Hari Senin dan jejak stres yang tercatat di data medis
Dalam berbagai catatan kesehatan, Senin kerap menonjol sebagai hari dengan tingkat kecemasan dan stres yang lebih tinggi. Bahkan, angka bunuh diri juga dilaporkan cenderung meningkat pada hari ini. Temuan lain menyebutkan adanya kenaikan risiko kematian mendadak akibat serangan jantung pada hari Senin, dan pola tersebut terlihat pada berbagai kelompok usia serta jenis kelamin.
Artinya, tekanan yang sering diasosiasikan dengan awal pekan bukan hanya perasaan subjektif.

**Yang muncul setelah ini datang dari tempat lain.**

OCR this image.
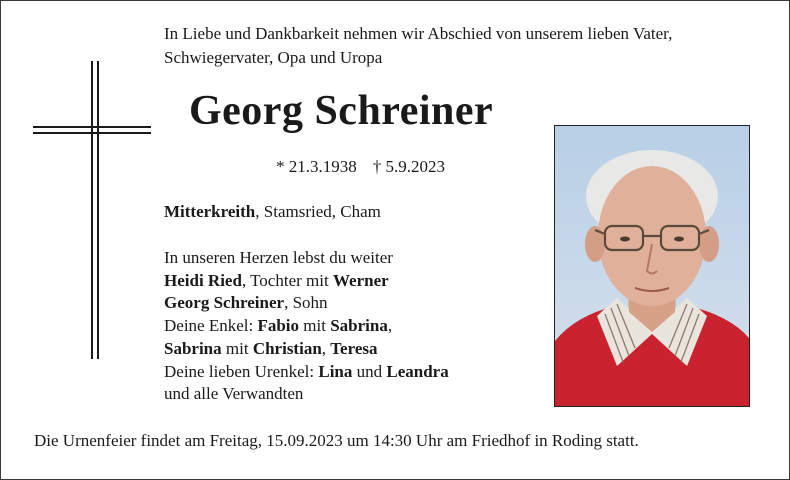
In Liebe und Dankbarkeit nehmen wir Abschied von unserem lieben Vater,
Schwiegervater, Opa und Uropa
Georg Schreiner
* 21.3.1938 † 5.9.2023
Mitterkreith, Stamsried, Cham
In unseren Herzen lebst du weiter
Heidi Ried, Tochter mit Werner
Georg Schreiner, Sohn
Deine Enkel: Fabio mit Sabrina,
Sabrina mit Christian, Teresa
Deine lieben Urenkel: Lina und Leandra
und alle Verwandten
Die Urnenfeier findet am Freitag, 15.09.2023 um 14:30 Uhr am Friedhof in Roding statt.
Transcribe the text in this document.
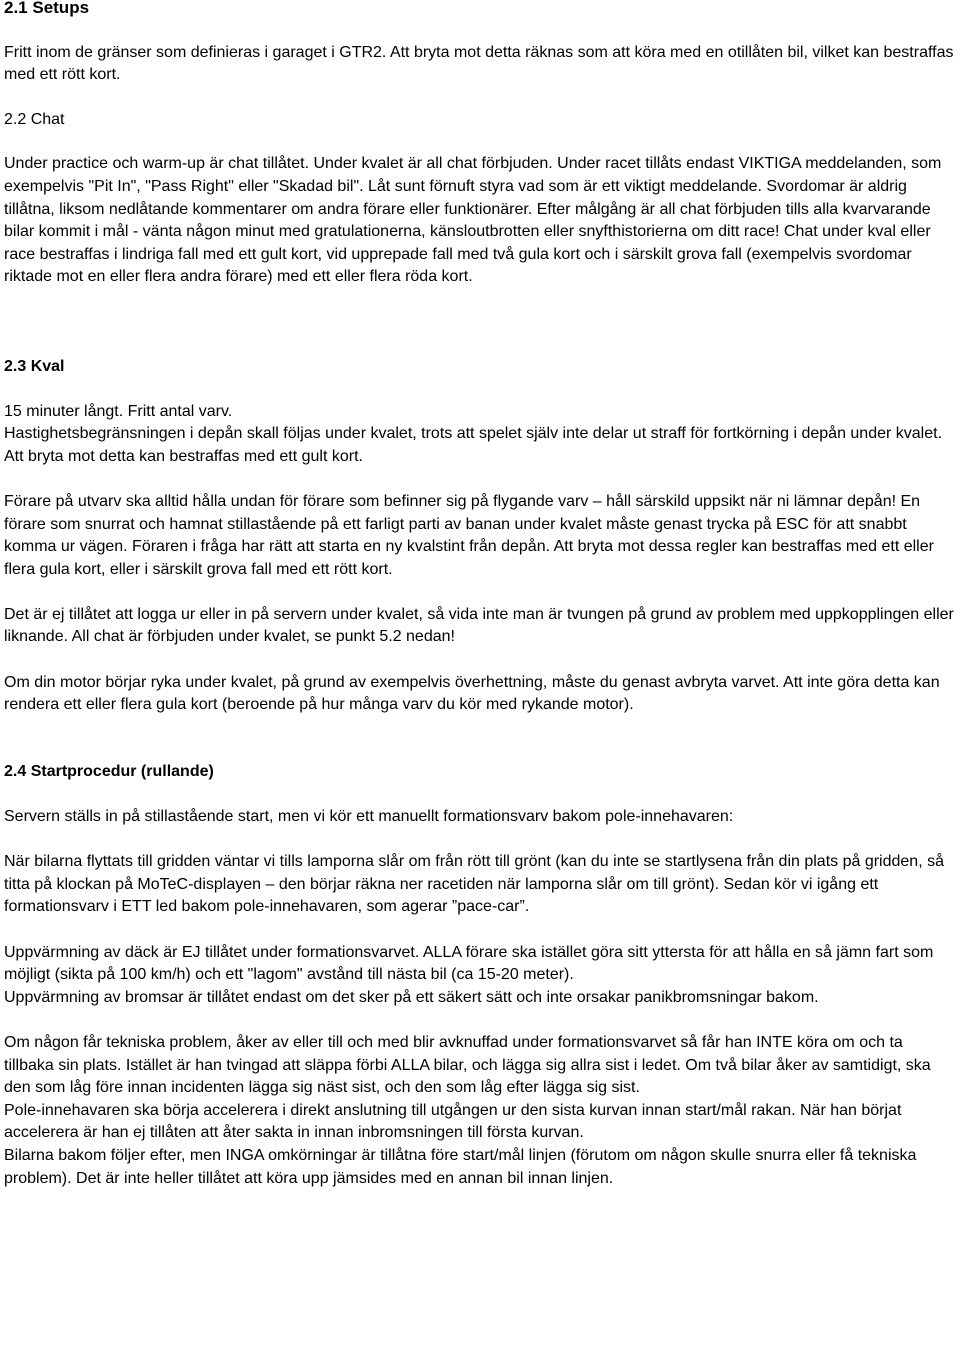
2.1 Setups

Fritt inom de gränser som definieras i garaget i GTR2. Att bryta mot detta räknas som att köra med en otillåten bil, vilket kan bestraffas med ett rött kort.

2.2 Chat

Under practice och warm-up är chat tillåtet. Under kvalet är all chat förbjuden. Under racet tillåts endast VIKTIGA meddelanden, som exempelvis "Pit In", "Pass Right" eller "Skadad bil". Låt sunt förnuft styra vad som är ett viktigt meddelande. Svordomar är aldrig tillåtna, liksom nedlåtande kommentarer om andra förare eller funktionärer. Efter målgång är all chat förbjuden tills alla kvarvarande bilar kommit i mål - vänta någon minut med gratulationerna, känsloutbrotten eller snyfthistorierna om ditt race! Chat under kval eller race bestraffas i lindriga fall med ett gult kort, vid upprepade fall med två gula kort och i särskilt grova fall (exempelvis svordomar riktade mot en eller flera andra förare) med ett eller flera röda kort.

2.3 Kval

15 minuter långt. Fritt antal varv.

Hastighetsbegränsningen i depån skall följas under kvalet, trots att spelet själv inte delar ut straff för fortkörning i depån under kvalet. Att bryta mot detta kan bestraffas med ett gult kort.

Förare på utvarv ska alltid hålla undan för förare som befinner sig på flygande varv – håll särskild uppsikt när ni lämnar depån! En förare som snurrat och hamnat stillastående på ett farligt parti av banan under kvalet måste genast trycka på ESC för att snabbt komma ur vägen. Föraren i fråga har rätt att starta en ny kvalstint från depån. Att bryta mot dessa regler kan bestraffas med ett eller flera gula kort, eller i särskilt grova fall med ett rött kort.

Det är ej tillåtet att logga ur eller in på servern under kvalet, så vida inte man är tvungen på grund av problem med uppkopplingen eller liknande. All chat är förbjuden under kvalet, se punkt 5.2 nedan!

Om din motor börjar ryka under kvalet, på grund av exempelvis överhettning, måste du genast avbryta varvet. Att inte göra detta kan rendera ett eller flera gula kort (beroende på hur många varv du kör med rykande motor).

2.4 Startprocedur (rullande)

Servern ställs in på stillastående start, men vi kör ett manuellt formationsvarv bakom pole-innehavaren:

När bilarna flyttats till gridden väntar vi tills lamporna slår om från rött till grönt (kan du inte se startlysena från din plats på gridden, så titta på klockan på MoTeC-displayen – den börjar räkna ner racetiden när lamporna slår om till grönt). Sedan kör vi igång ett formationsvarv i ETT led bakom pole-innehavaren, som agerar ”pace-car”.

Uppvärmning av däck är EJ tillåtet under formationsvarvet. ALLA förare ska istället göra sitt yttersta för att hålla en så jämn fart som möjligt (sikta på 100 km/h) och ett "lagom" avstånd till nästa bil (ca 15-20 meter).

Uppvärmning av bromsar är tillåtet endast om det sker på ett säkert sätt och inte orsakar panikbromsningar bakom.

Om någon får tekniska problem, åker av eller till och med blir avknuffad under formationsvarvet så får han INTE köra om och ta tillbaka sin plats. Istället är han tvingad att släppa förbi ALLA bilar, och lägga sig allra sist i ledet. Om två bilar åker av samtidigt, ska den som låg före innan incidenten lägga sig näst sist, och den som låg efter lägga sig sist.

Pole-innehavaren ska börja accelerera i direkt anslutning till utgången ur den sista kurvan innan start/mål rakan. När han börjat accelerera är han ej tillåten att åter sakta in innan inbromsningen till första kurvan.

Bilarna bakom följer efter, men INGA omkörningar är tillåtna före start/mål linjen (förutom om någon skulle snurra eller få tekniska problem). Det är inte heller tillåtet att köra upp jämsides med en annan bil innan linjen.
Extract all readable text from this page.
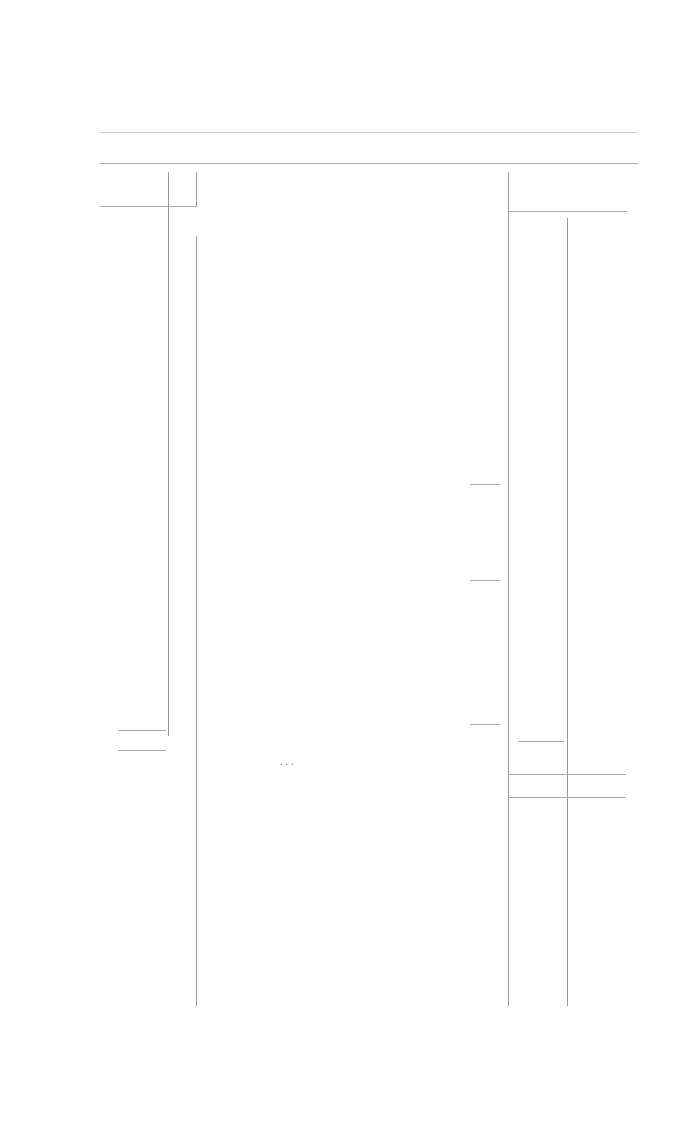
...
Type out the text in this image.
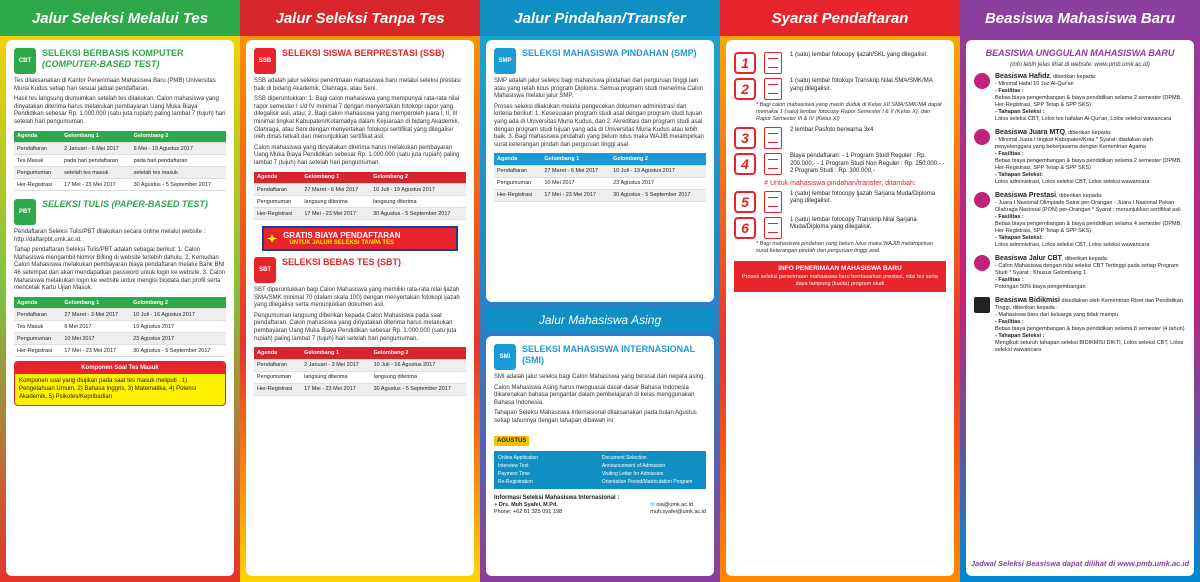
Jalur Seleksi Melalui Tes
CBT
SELEKSI BERBASIS KOMPUTER
(COMPUTER-BASED TEST)
Tes dilaksanakan di Kantor Penerimaan Mahasiswa Baru (PMB) Universitas Muria Kudus setiap hari sesuai jadual pendaftaran.
Hasil tes langsung diumumkan setelah tes dilakukan. Calon mahasiswa yang dinyatakan diterima harus melakukan pembayaran Uang Muka Biaya Pendidikan sebesar Rp. 1.000.000 (satu juta rupiah) paling lambat 7 (tujuh) hari setelah hari pengumuman.
Agenda	Gelombang 1	Gelombang 2
Pendaftaran	2 Januari - 6 Mei 2017	8 Mei - 19 Agustus 2017
Tes Masuk	pada hari pendaftaran	pada hari pendaftaran
Pengumuman	setelah tes masuk	setelah tes masuk
Her-Registrasi	17 Mei - 23 Mei 2017	30 Agustus - 5 September 2017
PBT
SELEKSI TULIS (PAPER-BASED TEST)
Pendaftaran Seleksi Tulis/PBT dilakukan secara online melalui website : http://daftarpbt.umk.ac.id.
Tahap pendaftaran Seleksi Tulis/PBT adalah sebagai berikut: 1. Calon Mahasiswa mengambil Nomor Billing di website terlebih dahulu. 2. Kemudian Calon Mahasiswa melakukan pembayaran biaya pendaftaran melalui Bank BNI 46 setempat dan akan mendapatkan password untuk login ke website. 3. Calon Mahasiswa melakukan login ke website untuk mengisi biodata dan profil serta mencetak Kartu Ujian Masuk.
Agenda	Gelombang 1	Gelombang 2
Pendaftaran	27 Maret - 3 Mei 2017	10 Juli - 16 Agustus 2017
Tes Masuk	6 Mei 2017	19 Agustus 2017
Pengumuman	10 Mei 2017	23 Agustus 2017
Her-Registrasi	17 Mei - 23 Mei 2017	30 Agustus - 5 September 2017
Komponen Soal Tes Masuk
Komponen soal yang diujikan pada saat tes masuk meliputi : 1) Pengetahuan Umum, 2) Bahasa Inggris, 3) Matematika, 4) Potensi Akademik, 5) Psikotes/Kepribadian
Jalur Seleksi Tanpa Tes
SSB
SELEKSI SISWA BERPRESTASI (SSB)
SSB adalah jalur seleksi penerimaan mahasiswa baru melalui seleksi prestasi baik di bidang Akademik, Olahraga, atau Seni.
SSB diperuntukkan: 1. Bagi calon mahasiswa yang mempunyai rata-rata nilai rapor semester I s/d IV minimal 7 dengan menyertakan fotokopi rapor yang dilegalisir asli, atau; 2. Bagi calon mahasiswa yang memperoleh juara I, II, III minimal tingkat Kabupaten/Kotamadya dalam Kejuaraan di bidang Akademik, Olahraga, atau Seni dengan menyertakan fotokopi sertifikat yang dilegalisir oleh dinas terkait dan menunjukkan sertifikat asli.
Calon mahasiswa yang dinyatakan diterima harus melakukan pembayaran Uang Muka Biaya Pendidikan sebesar Rp. 1.000.000 (satu juta rupiah) paling lambat 7 (tujuh) hari setelah hari pengumuman.
Agenda	Gelombang 1	Gelombang 2
Pendaftaran	27 Maret - 6 Mei 2017	10 Juli - 19 Agustus 2017
Pengumuman	langsung diterima	langsung diterima
Her-Registrasi	17 Mei - 23 Mei 2017	30 Agustus - 5 September 2017
✦ GRATIS BIAYA PENDAFTARAN
UNTUK JALUR SELEKSI TANPA TES
SBT
SELEKSI BEBAS TES (SBT)
SBT diperuntukkan bagi Calon Mahasiswa yang memiliki rata-rata nilai Ijazah SMA/SMK minimal 70 (dalam skala 100) dengan menyertakan fotokopi ijazah yang dilegalisir serta menunjukkan dokumen asli.
Pengumuman langsung diberikan kepada Calon Mahasiswa pada saat pendaftaran. Calon mahasiswa yang dinyatakan diterima harus melakukan pembayaran Uang Muka Biaya Pendidikan sebesar Rp. 1.000.000 (satu juta rupiah) paling lambat 7 (tujuh) hari setelah hari pengumuman.
Agenda	Gelombang 1	Gelombang 2
Pendaftaran	2 Januari - 3 Mei 2017	10 Juli - 16 Agustus 2017
Pengumuman	langsung diterima	langsung diterima
Her-Registrasi	17 Mei - 23 Mei 2017	30 Agustus - 5 September 2017
Jalur Pindahan/Transfer
SMP
SELEKSI MAHASISWA PINDAHAN (SMP)
SMP adalah jalur seleksi bagi mahasiswa pindahan dari perguruan tinggi lain atau yang telah lulus program Diploma. Semua program studi menerima Calon Mahasiswa melalui jalur SMP.
Proses seleksi dilakukan melalui pengecekan dokumen administrasi dan kriteria berikut: 1. Kesesuaian program studi asal dengan program studi tujuan yang ada di Universitas Muria Kudus, dan 2. Akreditasi dan program studi asal dengan program studi tujuan yang ada di Universitas Muria Kudus atau lebih baik. 3. Bagi mahasiswa pindahan yang belum lulus maka WAJIB melampirkan surat keterangan pindah dari perguruan tinggi asal.
Agenda	Gelombang 1	Gelombang 2
Pendaftaran	27 Maret - 6 Mei 2017	10 Juli - 19 Agustus 2017
Pengumuman	10 Mei 2017	23 Agustus 2017
Her-Registrasi	17 Mei - 23 Mei 2017	30 Agustus - 5 September 2017
Jalur Mahasiswa Asing
SMI
SELEKSI MAHASISWA INTERNASIONAL (SMI)
SMI adalah jalur seleksi bagi Calon Mahasiswa yang berasal dari negara asing.
Calon Mahasiswa Asing harus menguasai dasar-dasar Bahasa Indonesia dikarenakan bahasa pengantar dalam pembelajaran di kelas menggunakan Bahasa Indonesia.
Tahapan Seleksi Mahasiswa Internasional dilaksanakan pada bulan Agustus setiap tahunnya dengan tahapan dibawah ini:
AGUSTUS
Online Application	Document Selection
Interview Test	Announcement of Admission
Payment Time	Visiting Letter for Admission
Re-Registration	Orientation Period/Matriculation Program
Informasi Seleksi Mahasiswa Internasional :
● Drs. Muh Syafei, M.Pd.
Phone: +62 81 325 091 198
✉ oia@umk.ac.id
muh.syafei@umk.ac.id
Syarat Pendaftaran
1	1 (satu) lembar fotocopy Ijazah/SKL yang dilegalisir.
2	1 (satu) lembar fotokopi Transkrip Nilai SMA/SMK/MA yang dilegalisir.
* Bagi calon mahasiswa yang masih duduk di Kelas XII SMA/SMK/MA dapat memakai 1 (satu) lembar fotocopy Rapor Semester I & II (Kelas X), dan Rapor Semester III & IV (Kelas XI)
3	2 lembar Pasfoto berwarna 3x4
4	Biaya pendaftaran: - 1 Program Studi Reguler : Rp. 200.000,- - 1 Program Studi Non Reguler : Rp. 250.000.- - 2 Program Studi : Rp. 300.000,-
# Untuk mahasiswa pindahan/transfer, ditambah:
5	1 (satu) lembar fotocopy Ijazah Sarjana Muda/Diploma yang dilegalisir.
6	1 (satu) lembar fotocopy Transkrip Nilai Sarjana Muda/Diploma yang dilegalisir.
* Bagi mahasiswa pindahan yang belum lulus maka WAJIB melampirkan surat keterangan pindah dari perguruan tinggi asal.
INFO PENERIMAAN MAHASISWA BARU
Proses seleksi penerimaan mahasiswa baru berdasarkan prestasi, nilai tes serta daya tampung (kuota) program studi
Beasiswa Mahasiswa Baru
BEASISWA UNGGULAN MAHASISWA BARU
(info lebih jelas lihat di website: www.pmb.umk.ac.id)
Beasiswa Hafidz, diberikan kepada:
- Minimal Hafal 10 Juz Al-Qur'an
- Fasilitas :
Bebas biaya pengembangan & biaya pendidikan selama 2 semester (DPMB, Her-Registrasi, SPP Tetap & SPP SKS)
- Tahapan Seleksi :
Lolos seleksi CBT, Lolos tes hafalan Al-Qur'an, Lolos seleksi wawancara
Beasiswa Juara MTQ, diberikan kepada:
- Minimal Juara I tingkat Kabupaten/Kota * Syarat: diadakan oleh penyelenggara yang bekerjasama dengan Kementrian Agama
- Fasilitas :
Bebas biaya pengembangan & biaya pendidikan selama 2 semester (DPMB, Her-Registrasi, SPP Tetap & SPP SKS)
- Tahapan Seleksi:
Lolos administrasi, Lolos seleksi CBT, Lolos seleksi wawancara
Beasiswa Prestasi, diberikan kepada:
- Juara I Nasional Olimpiade Sains per-Orangan - Juara I Nasional Pekan Olahraga Nasional (PON) per-Orangan * Syarat : menunjukkan sertifikat asli
- Fasilitas :
Bebas biaya pengembangan & biaya pendidikan selama 4 semester (DPMB, Her-Registrasi, SPP Tetap & SPP SKS)
- Tahapan Seleksi:
Lolos administrasi, Lolos seleksi CBT, Lolos seleksi wawancara
Beasiswa Jalur CBT, diberikan kepada:
- Calon Mahasiswa dengan nilai seleksi CBT Tertinggi pada setiap Program Studi * Syarat : Khusus Gelombang 1
- Fasilitas :
Potongan 50% biaya pengembangan
Beasiswa Bidikmisi disediakan oleh Kementrian Riset dan Pendidikan Tinggi, diberikan kepada :
- Mahasiswa baru dari keluarga yang tidak mampu
- Fasilitas :
Bebas biaya pengembangan & biaya pendidikan selama 8 semester (4 tahun)
- Tahapan Seleksi :
Mengikuti seluruh tahapan seleksi BIDIKMISI DIKTI, Lolos seleksi CBT, Lolos seleksi wawancara
Jadwal Seleksi Beasiswa dapat dilihat di www.pmb.umk.ac.id
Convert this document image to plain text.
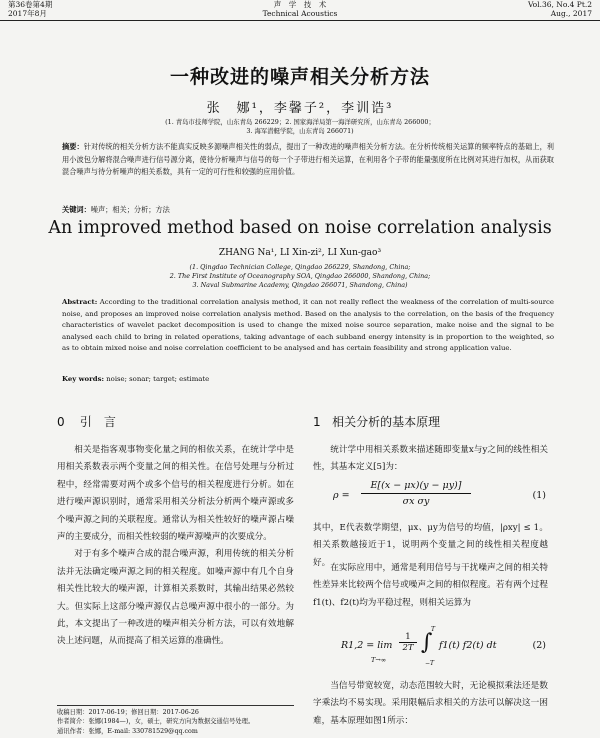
第36卷第4期
2017年8月
声　学　技　术
Technical Acoustics
Vol.36, No.4 Pt.2
Aug., 2017
一种改进的噪声相关分析方法
张　娜¹，李馨子²，李训诰³
(1. 青岛市技师学院，山东青岛 266229；2. 国家海洋局第一海洋研究所，山东青岛 266000；
3. 海军潜艇学院，山东青岛 266071)
摘要：针对传统的相关分析方法不能真实反映多源噪声相关性的弱点，提出了一种改进的噪声相关分析方法。在分析传统相关运算的频率特点的基础上，利用小波包分解将混合噪声进行信号源分离，使待分析噪声与信号的每一个子带进行相关运算，在利用各个子带的能量强度所在比例对其进行加权，从而获取混合噪声与待分析噪声的相关系数，具有一定的可行性和较强的应用价值。
关键词：噪声；相关；分析；方法
An improved method based on noise correlation analysis
ZHANG Na¹, LI Xin-zi², LI Xun-gao³
(1. Qingdao Technician College, Qingdao 266229, Shandong, China;
2. The First Institute of Oceanography SOA, Qingdao 266000, Shandong, China;
3. Naval Submarine Academy, Qingdao 266071, Shandong, China)
Abstract: According to the traditional correlation analysis method, it can not really reflect the weakness of the correlation of multi-source noise, and proposes an improved noise correlation analysis method. Based on the analysis to the correlation, on the basis of the frequency characteristics of wavelet packet decomposition is used to change the mixed noise source separation, make noise and the signal to be analysed each child to bring in related operations, taking advantage of each subband energy intensity is in proportion to the weighted, so as to obtain mixed noise and noise correlation coefficient to be analysed and has certain feasibility and strong application value.
Key words: noise; sonar; target; estimate
0 引　言

相关是指客观事物变化量之间的相依关系，在统计学中是用相关系数表示两个变量之间的相关性。在信号处理与分析过程中，经常需要对两个或多个信号的相关程度进行分析。如在进行噪声源识别时，通常采用相关分析法分析两个噪声源或多个噪声源之间的关联程度。通常认为相关性较好的噪声源占噪声的主要成分，而相关性较弱的噪声源噪声的次要成分。

对于有多个噪声合成的混合噪声源，利用传统的相关分析法并无法确定噪声源之间的相关程度。如噪声源中有几个自身相关性比较大的噪声源，计算相关系数时，其输出结果必然较大。但实际上这部分噪声源仅占总噪声源中很小的一部分。为此，本文提出了一种改进的噪声相关分析方法，可以有效地解决上述问题，从而提高了相关运算的准确性。

1 相关分析的基本原理

统计学中用相关系数来描述随即变量x与y之间的线性相关性，其基本定义[5]为：

$\rho = \frac{E[(x - \mu x)(y - \mu y)]}{\text{σx σy}}$	(1)

其中，E代表数学期望，μx、μy为信号的均值，|ρxy| ≤ 1。相关系数越接近于1，说明两个变量之间的线性相关程度越好。

在实际应用中，通常是利用信号与干扰噪声之间的相关特性差异来比较两个信号或噪声之间的相似程度。若有两个过程f1(t)、f2(t)均为平稳过程，则相关运算为

R1,2 = lim
T→∞
$\frac{1}{2T}$ ∫
T
−T
f1(t) f2(t) dt	(2)

当信号带宽较宽，动态范围较大时，无论模拟乘法还是数字乘法均不易实现。采用限幅后求相关的方法可以解决这一困难，基本原理如图1所示：

收稿日期：2017-06-19；修回日期：2017-06-26
作者简介：张娜(1984—)，女，硕士，研究方向为数据交通信号处理。
通讯作者：张娜，E-mail: 330781529@qq.com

Ada pola yang terus berulang dalam data kesehatan, seolah tubuh ikut merespons beban psikologis yang datang bersama Senin.
Temuan Tarani Chandola tentang efek jangka panjang
Peneliti Tarani Chandola menemukan bahwa orang yang merasa cemas pada hari Senin menunjukkan aktivitas sistem respons stres tubuh yang lebih tinggi dalam jangka waktu yang cukup lama. Temuan ini menarik karena efeknya tidak hilang begitu saja setelah hari Senin berlalu.
Yang lebih mencolok, pengaruh tersebut juga masih terlihat pada lansia yang sudah pensiun. Ini mengindikasikan bahwa “efek hari Senin” tidak semata-mata dipicu rutinitas kerja. Ada kemungkinan, pengalaman bertahun-tahun terhadap tekanan awal pekan meninggalkan jejak yang bertahan lama pada tubuh.
Diduga berkaitan dengan hormon stres kortisol
Para peneliti juga mencoba menelusuri akar biologis dari fenomena ini, terutama kaitannya dengan hormon stres kortisol. Hormon ini berperan dalam respons tubuh saat menghadapi tekanan, dan kadarnya dapat memengaruhi kondisi mental maupun fisik seseorang.
Meski pola kortisol diketahui cenderung lebih tinggi selama hari kerja dibandingkan akhir pekan, penelitian yang secara khusus menguji dampak biologis hari Senin masih terbatas. Karena itu, Senin kini dipandang bukan hanya sebagai hari yang “berat” secara emosional, tetapi juga sebagai momen yang berpotensi memicu respons tubuh yang nyata dan terukur.